Similar to Mc Neal, Wong also shared a personal anecdote about a former colleague, Robert Maeda, who taught Asian art history. When Wong arrived at Brandeis in 2000, Maeda was retiring. She found out that he was interned at the Poston War Relocation Center in Arizona. Maeda’s daughter paid tribute to her late father with performance art that Wong moderated. Recently, his widow reached out to Wong about donating some of his personal book collections to the library, and subsequently, she learned more about Maeda’s history.
After the three presentations, the moderators began a Q&A session. The first question asked why the history of Afro-Asian solidarity is not more well known. Wong echoed earlier points of white supremacists generating divisions between racial minorities as the reason why this intersectional history is hidden. Moreover, she talked about academic disciplinary boundaries and that there is not enough intersectional research.
Onishi mentioned how some Asian Americans identified less with the Civil Rights Movement and more with the concept of Black radicalism; they were more interested in self- determination than racial integration. Additionally, he mentioned how “Asian America was a category of struggle. It wasn’t a category for identity. It was a political category to begin with.” Since conceptions of Asian America and African America are different from each other, it could have decreased visibility of the overlapping characteristics.

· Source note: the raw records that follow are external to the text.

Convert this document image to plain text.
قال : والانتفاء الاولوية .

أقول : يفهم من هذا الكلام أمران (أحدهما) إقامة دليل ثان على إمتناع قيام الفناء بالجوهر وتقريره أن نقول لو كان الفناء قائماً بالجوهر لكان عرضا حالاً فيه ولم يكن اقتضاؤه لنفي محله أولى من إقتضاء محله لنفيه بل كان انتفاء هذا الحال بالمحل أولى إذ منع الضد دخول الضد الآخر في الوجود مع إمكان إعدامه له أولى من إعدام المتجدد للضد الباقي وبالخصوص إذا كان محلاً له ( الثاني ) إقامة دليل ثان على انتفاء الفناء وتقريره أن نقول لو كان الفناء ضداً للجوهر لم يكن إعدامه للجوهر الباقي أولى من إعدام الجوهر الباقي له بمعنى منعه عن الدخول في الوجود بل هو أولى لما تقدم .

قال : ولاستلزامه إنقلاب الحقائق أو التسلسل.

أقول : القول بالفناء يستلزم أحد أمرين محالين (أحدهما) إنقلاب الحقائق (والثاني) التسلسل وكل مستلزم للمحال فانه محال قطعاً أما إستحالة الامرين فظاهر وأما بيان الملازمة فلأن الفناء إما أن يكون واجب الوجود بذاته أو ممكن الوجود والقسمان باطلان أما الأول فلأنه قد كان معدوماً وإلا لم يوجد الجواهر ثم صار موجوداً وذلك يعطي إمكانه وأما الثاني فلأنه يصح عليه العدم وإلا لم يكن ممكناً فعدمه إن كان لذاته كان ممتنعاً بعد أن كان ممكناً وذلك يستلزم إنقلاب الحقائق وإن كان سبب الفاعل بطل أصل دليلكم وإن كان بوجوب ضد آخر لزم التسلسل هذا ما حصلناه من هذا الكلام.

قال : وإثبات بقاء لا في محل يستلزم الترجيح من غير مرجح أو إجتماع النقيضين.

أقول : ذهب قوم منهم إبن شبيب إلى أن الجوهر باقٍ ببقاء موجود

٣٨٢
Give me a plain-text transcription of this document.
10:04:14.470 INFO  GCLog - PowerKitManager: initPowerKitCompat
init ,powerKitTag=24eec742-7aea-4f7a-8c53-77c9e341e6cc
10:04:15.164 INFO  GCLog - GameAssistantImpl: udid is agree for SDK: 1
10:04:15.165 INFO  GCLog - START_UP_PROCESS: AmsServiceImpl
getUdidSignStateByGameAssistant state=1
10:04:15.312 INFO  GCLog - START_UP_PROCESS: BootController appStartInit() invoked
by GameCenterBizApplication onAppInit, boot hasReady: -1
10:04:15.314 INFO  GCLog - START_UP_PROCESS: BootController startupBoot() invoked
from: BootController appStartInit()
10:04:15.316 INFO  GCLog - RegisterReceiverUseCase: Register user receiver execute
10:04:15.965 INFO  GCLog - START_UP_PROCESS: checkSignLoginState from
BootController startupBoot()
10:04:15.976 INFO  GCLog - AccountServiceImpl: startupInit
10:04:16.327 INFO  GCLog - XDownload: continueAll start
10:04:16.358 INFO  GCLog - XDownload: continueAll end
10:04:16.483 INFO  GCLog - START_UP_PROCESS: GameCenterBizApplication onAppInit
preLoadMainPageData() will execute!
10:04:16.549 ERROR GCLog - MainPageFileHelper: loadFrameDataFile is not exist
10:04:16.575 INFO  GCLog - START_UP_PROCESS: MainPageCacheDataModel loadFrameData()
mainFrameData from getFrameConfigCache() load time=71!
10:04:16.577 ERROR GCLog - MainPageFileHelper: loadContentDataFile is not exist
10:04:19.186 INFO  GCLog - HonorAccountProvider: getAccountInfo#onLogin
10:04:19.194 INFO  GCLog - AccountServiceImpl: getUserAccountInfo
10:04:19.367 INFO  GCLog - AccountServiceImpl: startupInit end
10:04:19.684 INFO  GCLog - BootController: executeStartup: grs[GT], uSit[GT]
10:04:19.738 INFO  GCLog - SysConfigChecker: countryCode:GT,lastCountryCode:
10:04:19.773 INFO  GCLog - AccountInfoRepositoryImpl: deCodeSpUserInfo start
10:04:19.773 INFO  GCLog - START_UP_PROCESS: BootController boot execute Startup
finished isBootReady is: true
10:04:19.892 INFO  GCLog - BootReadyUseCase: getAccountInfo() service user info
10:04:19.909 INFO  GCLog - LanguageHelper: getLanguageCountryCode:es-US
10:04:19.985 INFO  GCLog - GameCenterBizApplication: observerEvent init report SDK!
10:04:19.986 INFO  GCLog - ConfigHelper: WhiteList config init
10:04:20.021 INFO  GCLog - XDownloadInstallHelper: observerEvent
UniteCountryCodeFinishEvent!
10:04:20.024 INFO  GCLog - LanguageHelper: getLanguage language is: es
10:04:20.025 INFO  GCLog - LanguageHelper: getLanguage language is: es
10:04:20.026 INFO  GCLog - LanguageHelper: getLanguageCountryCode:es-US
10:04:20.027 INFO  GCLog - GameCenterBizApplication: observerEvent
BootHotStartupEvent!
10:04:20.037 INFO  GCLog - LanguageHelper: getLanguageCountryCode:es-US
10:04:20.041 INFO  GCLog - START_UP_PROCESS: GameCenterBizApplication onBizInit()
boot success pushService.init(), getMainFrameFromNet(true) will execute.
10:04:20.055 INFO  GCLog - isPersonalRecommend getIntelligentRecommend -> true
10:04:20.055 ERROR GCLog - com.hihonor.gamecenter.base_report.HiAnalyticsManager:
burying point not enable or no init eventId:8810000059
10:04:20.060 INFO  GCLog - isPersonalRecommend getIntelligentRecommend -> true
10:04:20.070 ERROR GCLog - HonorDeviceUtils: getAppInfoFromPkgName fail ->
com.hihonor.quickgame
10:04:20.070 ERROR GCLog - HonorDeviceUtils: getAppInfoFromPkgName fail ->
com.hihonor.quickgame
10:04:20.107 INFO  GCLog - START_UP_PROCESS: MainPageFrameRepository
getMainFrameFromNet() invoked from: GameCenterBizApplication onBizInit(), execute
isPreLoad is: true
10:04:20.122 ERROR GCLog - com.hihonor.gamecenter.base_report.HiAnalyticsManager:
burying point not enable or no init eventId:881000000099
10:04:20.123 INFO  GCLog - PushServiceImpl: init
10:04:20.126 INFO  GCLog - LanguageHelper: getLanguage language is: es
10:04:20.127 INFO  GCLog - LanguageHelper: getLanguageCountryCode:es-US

The discussion ended on the topic of healing and unity. One way of coming to terms with the past is reparations, of which there have been none for Black people. Mc Neal talked about the first attempt to give reparations to former slaves, which is known by the common phrase, “40 acres and a mule.” General William T. Sherman’s “Special Field Order No. 15” granted freed slaves 40 acres, and while the order did not explicitly mention mules, some received leftover Army mules. However, this policy never came to fruition because former President Andrew Johnson revoked the order. For interned Japanese Americans, the Civil Liberties Act of 1988 provided surviving Japanese Americans $20,000 in reparations and a formal apology by former President Ronald Reagan.
All three speakers discussed ways to promote unity among racial minorities — especially on campus — and Wong emphasized the need to have more events like this. Wong argued that more knowledge of each community’s historic struggles can break down divisions between them by eliminating false narratives. For example, learning about Chinese immigrants’ sacrifices while building the Transcontinental Railroad and Asian Americans’ fight for U.S. citizenship can help dispel the model minority myth.
Mc Neal highlighted two costs of disunity. Poverty generated by systemic racism produces a burden not only on individuals but also on society through lack of productivity and missed potential. Furthermore, when people do not fight for equal rights for all, there are significant moral costs. Just as diverse groups can come together to defend common causes, there are also multiple ways to participate, and he encouraged people to become involved. He invited people to reflect on what they can do because non-action has consequences too.